I hate to start a show review in such a cheesy way, but as recently as four years ago, the singer from Phantom Planet was going down on Franco-Manitoban Oscar winning actess Brie Larson. Or, maybe he wasn't. The engagement was called off. That seeemed to follow the same relationship trajectory as his musical and sexy haired contemporary one Benjamin Gibbard and his French/Quaker bride who was in the movie Elf.
However, unlike Benjamin, guy from Phantom Planet has not gone on to sell out multile nights at MPP and Anthem. He's not playing a show that is part of an amazing history making multiple night residency like his contemporaries Hamilton Lighthouse (9:30 Club) and the Vaping Dude from the National (Anthem) were on the very same night. (Side note: The National really shold have played the Francis Scott Key classic at the Anthem, but I don't want to rehash that show here.) He's playing one night at a small DC club most famous for shit flying out of their window. Furthermore, his loyal bass player now has a paying job as bass player for the Maroon 5, and even recently appeared with them on the Voice. Or so they told us at the show. And his unloyal drummer Jason Schwarznegger (the only reason to see the band, in my show absentee wife's humble estimation) left the band to pursue a part time acting career and full time career as son of the Terminator.
So Phantom Planet guy has every right to be jealous, and petty, and to just phone it in on a humpday at DC9. And does he? Hell to the mf-ing no. Bruv owned that stage. He sang his mf-ing heart out. He didn't play Anthem, but he sure did sing it.

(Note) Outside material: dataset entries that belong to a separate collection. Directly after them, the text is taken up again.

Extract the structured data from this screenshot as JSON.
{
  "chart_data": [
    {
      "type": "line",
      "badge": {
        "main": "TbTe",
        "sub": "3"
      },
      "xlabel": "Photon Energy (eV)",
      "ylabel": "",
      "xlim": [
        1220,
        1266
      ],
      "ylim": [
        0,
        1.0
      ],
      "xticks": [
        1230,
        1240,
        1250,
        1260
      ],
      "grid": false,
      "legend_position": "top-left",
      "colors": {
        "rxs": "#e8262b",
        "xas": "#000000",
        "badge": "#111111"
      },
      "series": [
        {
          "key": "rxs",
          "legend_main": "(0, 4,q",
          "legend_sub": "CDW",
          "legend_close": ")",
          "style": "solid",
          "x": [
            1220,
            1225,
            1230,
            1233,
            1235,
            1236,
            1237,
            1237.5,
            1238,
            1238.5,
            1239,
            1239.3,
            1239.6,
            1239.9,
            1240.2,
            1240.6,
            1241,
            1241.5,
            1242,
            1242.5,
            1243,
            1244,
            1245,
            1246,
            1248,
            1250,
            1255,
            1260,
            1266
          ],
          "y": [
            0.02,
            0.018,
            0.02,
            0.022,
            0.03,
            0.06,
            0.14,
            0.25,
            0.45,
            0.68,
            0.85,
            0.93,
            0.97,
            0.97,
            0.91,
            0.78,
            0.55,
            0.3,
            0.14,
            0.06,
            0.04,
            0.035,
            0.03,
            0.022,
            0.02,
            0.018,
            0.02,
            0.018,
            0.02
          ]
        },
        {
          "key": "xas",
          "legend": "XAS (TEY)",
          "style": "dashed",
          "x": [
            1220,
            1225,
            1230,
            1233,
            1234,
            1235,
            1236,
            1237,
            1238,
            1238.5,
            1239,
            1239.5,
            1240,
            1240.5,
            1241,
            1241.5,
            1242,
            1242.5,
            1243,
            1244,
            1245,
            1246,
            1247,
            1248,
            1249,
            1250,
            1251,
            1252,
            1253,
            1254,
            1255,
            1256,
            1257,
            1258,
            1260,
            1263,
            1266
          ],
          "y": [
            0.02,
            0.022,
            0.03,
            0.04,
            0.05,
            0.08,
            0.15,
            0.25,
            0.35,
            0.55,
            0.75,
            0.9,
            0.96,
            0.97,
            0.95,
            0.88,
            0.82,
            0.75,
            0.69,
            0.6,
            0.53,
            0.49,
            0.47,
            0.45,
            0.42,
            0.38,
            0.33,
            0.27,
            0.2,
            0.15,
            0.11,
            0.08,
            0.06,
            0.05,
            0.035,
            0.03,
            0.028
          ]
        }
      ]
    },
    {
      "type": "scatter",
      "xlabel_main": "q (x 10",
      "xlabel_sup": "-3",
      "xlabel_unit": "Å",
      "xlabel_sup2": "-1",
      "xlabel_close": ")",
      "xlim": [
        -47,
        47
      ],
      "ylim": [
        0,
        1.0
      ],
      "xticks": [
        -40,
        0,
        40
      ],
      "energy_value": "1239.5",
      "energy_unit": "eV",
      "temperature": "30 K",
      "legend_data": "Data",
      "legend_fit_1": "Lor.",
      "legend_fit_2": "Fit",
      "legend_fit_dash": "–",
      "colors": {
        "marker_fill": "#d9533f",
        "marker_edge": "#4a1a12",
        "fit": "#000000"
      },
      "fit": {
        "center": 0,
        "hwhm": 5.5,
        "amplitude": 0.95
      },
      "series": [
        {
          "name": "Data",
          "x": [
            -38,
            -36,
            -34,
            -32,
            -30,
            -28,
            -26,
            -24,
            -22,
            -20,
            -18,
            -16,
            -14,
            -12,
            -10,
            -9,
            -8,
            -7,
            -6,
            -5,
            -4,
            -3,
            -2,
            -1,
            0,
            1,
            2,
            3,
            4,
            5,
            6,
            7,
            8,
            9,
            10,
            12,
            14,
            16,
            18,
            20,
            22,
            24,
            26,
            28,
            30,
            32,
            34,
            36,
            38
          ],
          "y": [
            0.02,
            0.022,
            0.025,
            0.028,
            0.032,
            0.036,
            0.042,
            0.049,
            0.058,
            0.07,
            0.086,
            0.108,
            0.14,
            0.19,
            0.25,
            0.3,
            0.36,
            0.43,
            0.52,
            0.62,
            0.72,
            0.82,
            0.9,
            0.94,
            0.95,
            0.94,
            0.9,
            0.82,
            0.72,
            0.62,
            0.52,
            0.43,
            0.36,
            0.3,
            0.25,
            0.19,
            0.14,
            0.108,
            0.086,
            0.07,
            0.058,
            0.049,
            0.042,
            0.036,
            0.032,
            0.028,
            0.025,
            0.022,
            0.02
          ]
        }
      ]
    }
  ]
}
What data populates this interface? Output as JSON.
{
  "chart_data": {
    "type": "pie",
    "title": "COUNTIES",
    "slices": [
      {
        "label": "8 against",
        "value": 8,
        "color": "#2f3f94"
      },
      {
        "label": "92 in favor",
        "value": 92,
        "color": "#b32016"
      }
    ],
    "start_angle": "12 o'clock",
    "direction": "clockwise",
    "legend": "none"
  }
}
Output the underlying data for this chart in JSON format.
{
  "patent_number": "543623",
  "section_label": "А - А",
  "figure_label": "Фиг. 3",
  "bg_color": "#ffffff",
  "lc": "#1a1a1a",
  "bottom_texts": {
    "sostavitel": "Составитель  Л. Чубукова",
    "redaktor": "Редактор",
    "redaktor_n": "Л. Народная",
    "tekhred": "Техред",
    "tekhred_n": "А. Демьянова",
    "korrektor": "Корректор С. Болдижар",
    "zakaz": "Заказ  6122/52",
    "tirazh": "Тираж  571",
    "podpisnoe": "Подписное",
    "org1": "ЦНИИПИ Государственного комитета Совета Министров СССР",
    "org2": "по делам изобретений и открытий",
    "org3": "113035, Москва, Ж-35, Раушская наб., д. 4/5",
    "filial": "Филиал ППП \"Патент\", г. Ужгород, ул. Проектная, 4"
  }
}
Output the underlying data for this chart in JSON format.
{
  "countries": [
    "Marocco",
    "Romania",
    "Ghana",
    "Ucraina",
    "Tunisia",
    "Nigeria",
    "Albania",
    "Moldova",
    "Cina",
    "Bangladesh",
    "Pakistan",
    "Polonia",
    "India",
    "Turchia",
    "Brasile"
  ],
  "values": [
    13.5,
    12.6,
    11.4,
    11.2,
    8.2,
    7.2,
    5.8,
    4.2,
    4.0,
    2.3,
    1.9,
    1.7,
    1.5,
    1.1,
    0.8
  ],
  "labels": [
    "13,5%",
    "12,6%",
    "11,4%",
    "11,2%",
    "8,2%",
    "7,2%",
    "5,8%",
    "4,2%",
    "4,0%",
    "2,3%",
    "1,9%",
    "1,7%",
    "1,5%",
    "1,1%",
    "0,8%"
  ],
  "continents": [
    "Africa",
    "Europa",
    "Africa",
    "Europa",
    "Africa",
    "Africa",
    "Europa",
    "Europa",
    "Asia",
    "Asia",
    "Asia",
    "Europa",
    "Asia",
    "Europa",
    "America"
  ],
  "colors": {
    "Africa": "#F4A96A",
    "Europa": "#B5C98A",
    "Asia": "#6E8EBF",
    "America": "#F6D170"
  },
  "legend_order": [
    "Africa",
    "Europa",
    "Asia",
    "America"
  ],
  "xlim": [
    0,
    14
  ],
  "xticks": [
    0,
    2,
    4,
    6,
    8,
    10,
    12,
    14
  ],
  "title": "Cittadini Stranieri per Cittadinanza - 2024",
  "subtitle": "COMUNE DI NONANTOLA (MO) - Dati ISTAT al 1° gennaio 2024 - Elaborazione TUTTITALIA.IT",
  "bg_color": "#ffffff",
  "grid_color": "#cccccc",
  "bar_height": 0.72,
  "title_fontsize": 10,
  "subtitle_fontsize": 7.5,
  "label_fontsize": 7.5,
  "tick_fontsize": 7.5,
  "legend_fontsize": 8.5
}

https://www.youtube.com/watch?v=3idzKA0P8Cw. Bruv was so inspired, he even broke into a RATM cover at one point, and hell they're in the Rock and Roll Hall of Fame. Bruv was hungry. Not for something cheesy, but for some mf-ing rock and roll glory. Though the crowd ate it up like a package of Kraft singles. No brie necessary. I bow to you, singer guy from Phantom Planet.
And skeaping of the crowd, there was really no way to politely make my way to the front of the crowd, so I planted my feet firmly at about the same spot the Yada saw me at the last time I was at DC9. And instead of worming my way through the crowd, I made friends with my neighbors. First, I met the bald, short guy in front of me, with his taller female companion. The openers Range Life were rockers from Jersey (with the name it sounds like they should be from Texas), and bald short guy was telling companion how his ma went to high school with Bongiovi and Bongiovi asked his ma out and his ma turned him down. And then he instead asked out Dorothea and the rest is history. Sure, that's the yarn she spins for her sensitive, short, bald son's ears. But it's not the one that she spins at the Metuchin Senior Center when she's pasta dining with Carmella and Adriana. Oh hell to the mf-ing no. The girls get the whole story of the glory of Italian pubes in the 70's. To my right was Rick Rubin, wearing a Faith No More t-shirt, no less. Or at least I was convinced it was him when I snapped his photo with my handy dandy Space phone. I'm not going to post the photo here, but by the look on his face, Richard has had it with the paparazzi. I'm just glad he didn't Sean Penn me. By the way, it looks like he has returned to his vegan lifestyle. Or else he's carrying a little Richard. It's possible in these woke days, it really is. And skeaping of wrasslin, behind me, I felt one or two of my neighbors repeatedly slamming into me. I turned around to tell them that I'm from Virginia, and Virginia is for lovers when I saw that they were two p.m's (you can't spell it out in this post Lizzo/Dinklage Rick Rubin having a baby woke world we're living in) in a wrasslin match. Figuring they must have been fighting over yours truly, I intervened and told them that back in Virginia, known for it's lovers, I had plenty of dinner leftovers and that they were both welcome to join me and my beloved family. That settled them down. Until they played the RATM song.